AUB-Mehrheit verweigert Wahrnehmung der Mitbestimmung

Die AUB-Mehrheit des SIS-Betriebsrates verweigert jedoch die Wahrnehmung dieser Aufgaben mit der Begründung, sie habe Zweifel an der Rechtmäßigkeit des zugrundeliegenden Interessenausgleichs und lasse diese prüfen. Dabei ignoriert sie, dass der Interessenausgleich seit Mai 2007 vorliegt und folglich im Zweifel längst hätte geprüft werden können; ihren Entschluss, die Vertretung der bisherigen Siemens-Beschäftigten nicht wahrzunehmen, gab sie allerdings erst kurz vor Heiligabend 2007 bekannt.

"Arbeitgeberwillkür wie bei Schlecker oder Aldi"

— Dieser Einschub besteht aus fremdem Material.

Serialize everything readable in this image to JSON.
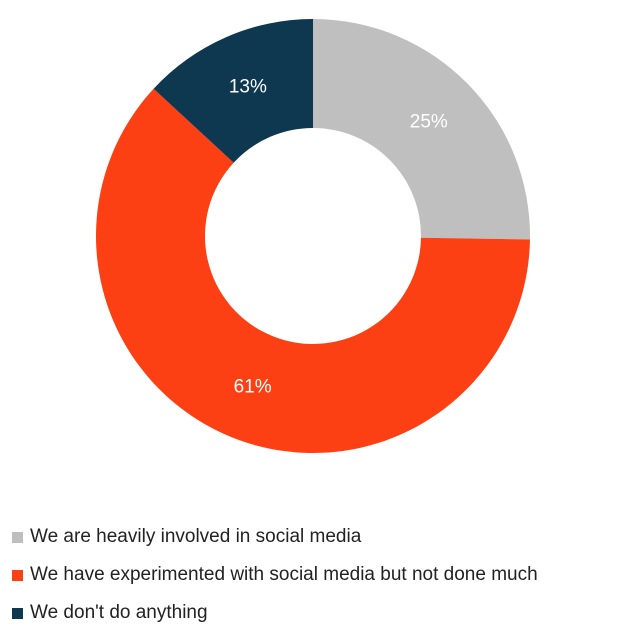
{
  "chart_data": {
    "type": "pie",
    "donut": true,
    "title": "",
    "categories": [
      "We are heavily involved in social media",
      "We have experimented with social media but not done much",
      "We don't do anything"
    ],
    "values": [
      25,
      61,
      13
    ],
    "labels": [
      "25%",
      "61%",
      "13%"
    ],
    "colors": [
      "#bfbfbf",
      "#fc4014",
      "#0e3750"
    ],
    "start_angle": "12 o'clock",
    "direction": "clockwise",
    "legend": "bottom-left"
  }
}
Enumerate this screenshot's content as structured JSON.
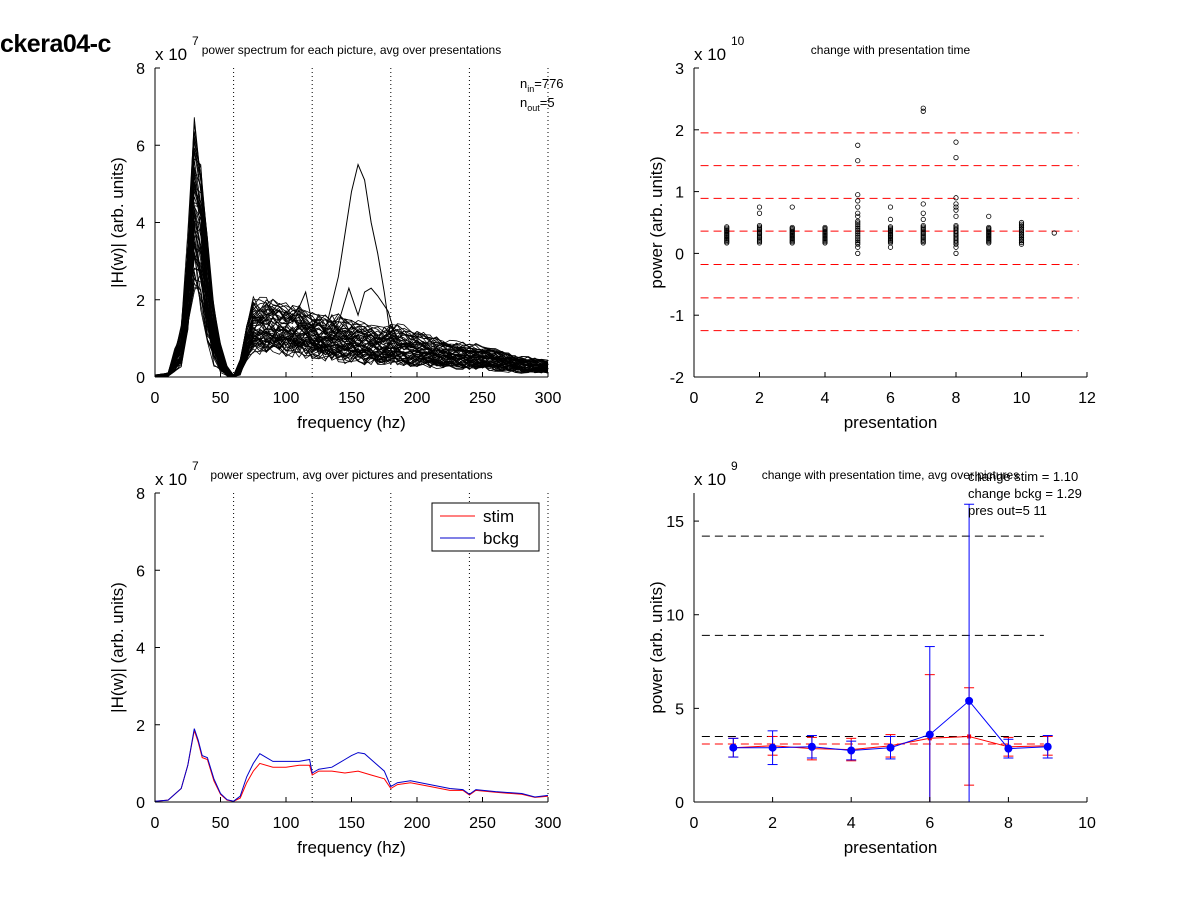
{
  "figure_title": "ckera04-c",
  "chart_data": [
    {
      "id": "tl",
      "type": "line",
      "title": "power spectrum for each picture, avg over presentations",
      "xlabel": "frequency (hz)",
      "ylabel": "|H(w)| (arb. units)",
      "exponent_base": "x 10",
      "exponent_power": "7",
      "xlim": [
        0,
        300
      ],
      "ylim": [
        0,
        8
      ],
      "xticks": [
        0,
        50,
        100,
        150,
        200,
        250,
        300
      ],
      "yticks": [
        0,
        2,
        4,
        6,
        8
      ],
      "vlines": [
        60,
        120,
        180,
        240,
        300
      ],
      "annotations": [
        "n_in=776",
        "n_out=5"
      ],
      "annotation_parts": {
        "n_in_sub": "in",
        "n_in_val": "=776",
        "n_out_sub": "out",
        "n_out_val": "=5"
      },
      "n_traces": 60,
      "envelope": {
        "x": [
          0,
          10,
          20,
          25,
          30,
          35,
          40,
          45,
          50,
          55,
          60,
          65,
          70,
          75,
          80,
          90,
          100,
          110,
          120,
          130,
          140,
          150,
          160,
          170,
          180,
          200,
          220,
          240,
          260,
          280,
          300
        ],
        "low": [
          0,
          0.02,
          0.2,
          1.0,
          2.2,
          1.6,
          0.8,
          0.3,
          0.1,
          0.02,
          0,
          0.05,
          0.4,
          0.55,
          0.6,
          0.6,
          0.55,
          0.5,
          0.45,
          0.4,
          0.38,
          0.35,
          0.32,
          0.3,
          0.28,
          0.25,
          0.22,
          0.18,
          0.15,
          0.1,
          0.1
        ],
        "high": [
          0.05,
          0.1,
          1.2,
          3.5,
          6.2,
          5.5,
          3.5,
          1.8,
          0.8,
          0.25,
          0.05,
          0.4,
          1.3,
          1.9,
          1.9,
          1.9,
          1.8,
          1.8,
          1.6,
          1.5,
          1.5,
          1.4,
          1.3,
          1.2,
          1.3,
          1.1,
          0.9,
          0.8,
          0.7,
          0.5,
          0.4
        ]
      },
      "outliers": [
        {
          "x": [
            120,
            130,
            140,
            150,
            155,
            160,
            165,
            170,
            175,
            180
          ],
          "y": [
            0.8,
            1.2,
            2.6,
            4.8,
            5.5,
            5.1,
            4.0,
            3.2,
            2.2,
            1.0
          ]
        },
        {
          "x": [
            120,
            130,
            140,
            148,
            155,
            160,
            165,
            170,
            178,
            185
          ],
          "y": [
            0.7,
            0.9,
            1.4,
            2.3,
            1.6,
            2.2,
            2.3,
            2.1,
            1.7,
            0.9
          ]
        },
        {
          "x": [
            95,
            105,
            110,
            115,
            120,
            125,
            130
          ],
          "y": [
            1.0,
            1.6,
            1.8,
            2.2,
            1.4,
            1.0,
            0.8
          ]
        }
      ]
    },
    {
      "id": "tr",
      "type": "scatter",
      "title": "change with presentation time",
      "xlabel": "presentation",
      "ylabel": "power (arb. units)",
      "exponent_base": "x 10",
      "exponent_power": "10",
      "xlim": [
        0,
        12
      ],
      "ylim": [
        -2,
        3
      ],
      "xticks": [
        0,
        2,
        4,
        6,
        8,
        10,
        12
      ],
      "yticks": [
        -2,
        -1,
        0,
        1,
        2,
        3
      ],
      "dashed_lines": [
        1.95,
        1.42,
        0.89,
        0.36,
        -0.18,
        -0.72,
        -1.25
      ],
      "dashed_xrange": [
        0,
        12
      ],
      "columns": [
        {
          "x": 1,
          "low": 0.17,
          "high": 0.43,
          "extra": []
        },
        {
          "x": 2,
          "low": 0.17,
          "high": 0.45,
          "extra": [
            0.65,
            0.75
          ]
        },
        {
          "x": 3,
          "low": 0.17,
          "high": 0.42,
          "extra": [
            0.75
          ]
        },
        {
          "x": 4,
          "low": 0.17,
          "high": 0.42,
          "extra": []
        },
        {
          "x": 5,
          "low": 0.15,
          "high": 0.52,
          "extra": [
            0.0,
            0.1,
            0.6,
            0.65,
            0.75,
            0.85,
            0.95,
            1.5,
            1.75
          ]
        },
        {
          "x": 6,
          "low": 0.17,
          "high": 0.43,
          "extra": [
            0.1,
            0.55,
            0.75
          ]
        },
        {
          "x": 7,
          "low": 0.17,
          "high": 0.45,
          "extra": [
            0.55,
            0.65,
            0.8,
            2.3,
            2.35
          ]
        },
        {
          "x": 8,
          "low": 0.15,
          "high": 0.45,
          "extra": [
            0.0,
            0.1,
            0.6,
            0.7,
            0.75,
            0.8,
            0.9,
            1.55,
            1.8
          ]
        },
        {
          "x": 9,
          "low": 0.17,
          "high": 0.42,
          "extra": [
            0.6
          ]
        },
        {
          "x": 10,
          "low": 0.15,
          "high": 0.5,
          "extra": []
        },
        {
          "x": 11,
          "low": 0.33,
          "high": 0.33,
          "extra": []
        }
      ]
    },
    {
      "id": "bl",
      "type": "line",
      "title": "power spectrum, avg over pictures and presentations",
      "xlabel": "frequency (hz)",
      "ylabel": "|H(w)| (arb. units)",
      "exponent_base": "x 10",
      "exponent_power": "7",
      "xlim": [
        0,
        300
      ],
      "ylim": [
        0,
        8
      ],
      "xticks": [
        0,
        50,
        100,
        150,
        200,
        250,
        300
      ],
      "yticks": [
        0,
        2,
        4,
        6,
        8
      ],
      "vlines": [
        60,
        120,
        180,
        240,
        300
      ],
      "legend": {
        "position": "top-right",
        "entries": [
          "stim",
          "bckg"
        ]
      },
      "series": [
        {
          "name": "stim",
          "color": "#ff0000",
          "x": [
            0,
            10,
            20,
            25,
            30,
            33,
            36,
            40,
            45,
            50,
            55,
            60,
            65,
            70,
            75,
            80,
            90,
            100,
            110,
            118,
            120,
            125,
            135,
            145,
            155,
            165,
            175,
            180,
            185,
            195,
            210,
            225,
            235,
            240,
            245,
            260,
            280,
            290,
            300
          ],
          "y": [
            0.02,
            0.05,
            0.35,
            0.95,
            1.85,
            1.55,
            1.15,
            1.1,
            0.55,
            0.2,
            0.05,
            0.02,
            0.1,
            0.5,
            0.8,
            1.0,
            0.9,
            0.9,
            0.95,
            0.95,
            0.7,
            0.8,
            0.8,
            0.75,
            0.8,
            0.7,
            0.6,
            0.35,
            0.45,
            0.5,
            0.4,
            0.3,
            0.3,
            0.18,
            0.3,
            0.25,
            0.2,
            0.12,
            0.15
          ]
        },
        {
          "name": "bckg",
          "color": "#0000cc",
          "x": [
            0,
            10,
            20,
            25,
            30,
            33,
            36,
            40,
            45,
            50,
            55,
            60,
            65,
            70,
            75,
            80,
            90,
            100,
            110,
            118,
            120,
            125,
            135,
            145,
            150,
            155,
            160,
            165,
            175,
            180,
            185,
            195,
            210,
            225,
            235,
            240,
            245,
            260,
            280,
            290,
            300
          ],
          "y": [
            0.02,
            0.05,
            0.35,
            0.95,
            1.9,
            1.6,
            1.2,
            1.15,
            0.6,
            0.22,
            0.06,
            0.02,
            0.15,
            0.65,
            1.0,
            1.25,
            1.05,
            1.05,
            1.05,
            1.1,
            0.75,
            0.85,
            0.9,
            1.1,
            1.2,
            1.28,
            1.25,
            1.1,
            0.8,
            0.4,
            0.5,
            0.55,
            0.45,
            0.35,
            0.32,
            0.2,
            0.32,
            0.27,
            0.22,
            0.13,
            0.17
          ]
        }
      ]
    },
    {
      "id": "br",
      "type": "line",
      "title": "change with presentation time, avg over pictures",
      "xlabel": "presentation",
      "ylabel": "power (arb. units)",
      "exponent_base": "x 10",
      "exponent_power": "9",
      "xlim": [
        0,
        10
      ],
      "ylim": [
        0,
        16.5
      ],
      "xticks": [
        0,
        2,
        4,
        6,
        8,
        10
      ],
      "yticks": [
        0,
        5,
        10,
        15
      ],
      "annotations": [
        "change stim = 1.10",
        "change bckg = 1.29",
        "pres out=5 11"
      ],
      "dashed_black": [
        14.2,
        8.9,
        3.5
      ],
      "dashed_red": [
        3.1
      ],
      "dashed_xrange": [
        0,
        9
      ],
      "series": [
        {
          "name": "stim",
          "color": "#ff0000",
          "x": [
            1,
            2,
            3,
            4,
            5,
            6,
            7,
            8,
            9
          ],
          "y": [
            2.9,
            3.0,
            2.85,
            2.8,
            3.0,
            3.4,
            3.5,
            2.95,
            3.0
          ],
          "err": [
            0.5,
            0.5,
            0.6,
            0.6,
            0.6,
            3.4,
            2.6,
            0.5,
            0.5
          ]
        },
        {
          "name": "bckg",
          "color": "#0000ff",
          "x": [
            1,
            2,
            3,
            4,
            5,
            6,
            7,
            8,
            9
          ],
          "y": [
            2.9,
            2.9,
            2.95,
            2.75,
            2.9,
            3.6,
            5.4,
            2.85,
            2.95
          ],
          "err": [
            0.5,
            0.9,
            0.6,
            0.5,
            0.6,
            4.7,
            10.5,
            0.5,
            0.6
          ]
        }
      ]
    }
  ]
}
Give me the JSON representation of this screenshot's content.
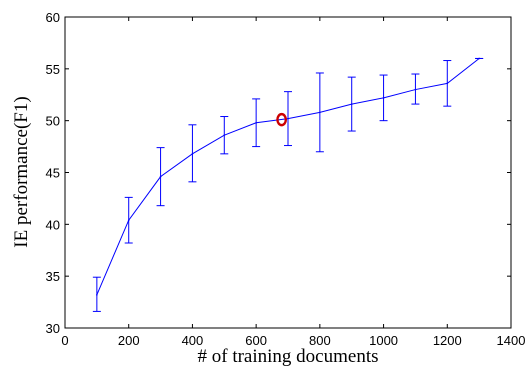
{
  "chart_data": {
    "type": "line",
    "title": "",
    "xlabel": "# of training documents",
    "ylabel": "IE performance(F1)",
    "xlim": [
      0,
      1400
    ],
    "ylim": [
      30,
      60
    ],
    "xticks": [
      0,
      200,
      400,
      600,
      800,
      1000,
      1200,
      1400
    ],
    "yticks": [
      30,
      35,
      40,
      45,
      50,
      55,
      60
    ],
    "grid": false,
    "legend": "none",
    "series": [
      {
        "x": [
          100,
          200,
          300,
          400,
          500,
          600,
          700,
          800,
          900,
          1000,
          1100,
          1200,
          1300
        ],
        "y": [
          33.2,
          40.4,
          44.6,
          46.8,
          48.6,
          49.8,
          50.2,
          50.8,
          51.6,
          52.2,
          53.0,
          53.6,
          56.0
        ],
        "error_low": [
          31.6,
          38.2,
          41.8,
          44.1,
          46.8,
          47.5,
          47.6,
          47.0,
          49.0,
          50.0,
          51.6,
          51.4,
          56.0
        ],
        "error_high": [
          34.9,
          42.6,
          47.4,
          49.6,
          50.4,
          52.1,
          52.8,
          54.6,
          54.2,
          54.4,
          54.5,
          55.8,
          56.0
        ],
        "color": "#0000ff"
      }
    ],
    "annotations": [
      {
        "type": "marker",
        "shape": "circle",
        "x": 680,
        "y": 50.1,
        "color": "#cc0000"
      }
    ]
  }
}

Die kuriose Argumentation hätte einen gewissen Unterhaltungswert, wäre da nicht das damit verbundene Risiko für die betroffenen Siemensianer. Wer beispielsweise bei CT, CIO oder SRE arbeitet, ist derzeit de facto ohne Unterstützung durch einen Betriebsrat. Versetzungen, Eingruppierungen, selbst Kündigungen können zumindest theoretisch ohne Beteiligung eines Betriebsrats vorgenommen werden - ein unhaltbarer Zustand. Die IG Metall-Betriebsräte, die seit Bekanntgabe des AUB-Entschlusses gegen diesen protestieren, sprechen von möglicher "Arbeitgeberwillkür wie bei Schlecker oder Aldi".

Information per Flugblatt

Ein Flugblatt der IG Metall informiert ab heute die Beschäftigten am Standort über die aktuelle Situation und wie es zu ihr kam. Außer einem indirekten Appell an die AUB-Fraktion, ihrer Verantwortung gegenüber den Beschäftigten nachzukommen, fordert es auch die Betriebsleitung zum Eingreifen auf: "Die Firmenleitung darf diesen mitbestimmungsfreien Zustand nicht weiter dulden. Peter Löscher hat sich klar zur Mitbestimmung bekannt und für das AUB-Sponsoring entschuldigt. In München Perlach wird aber derzeit nach der mehrfachenAnnahmeverweigerung von Mitbestimmungsvorgängen durch den SIS-Betriebsrat eine Mitbestimmung schlicht unterlassen [...]".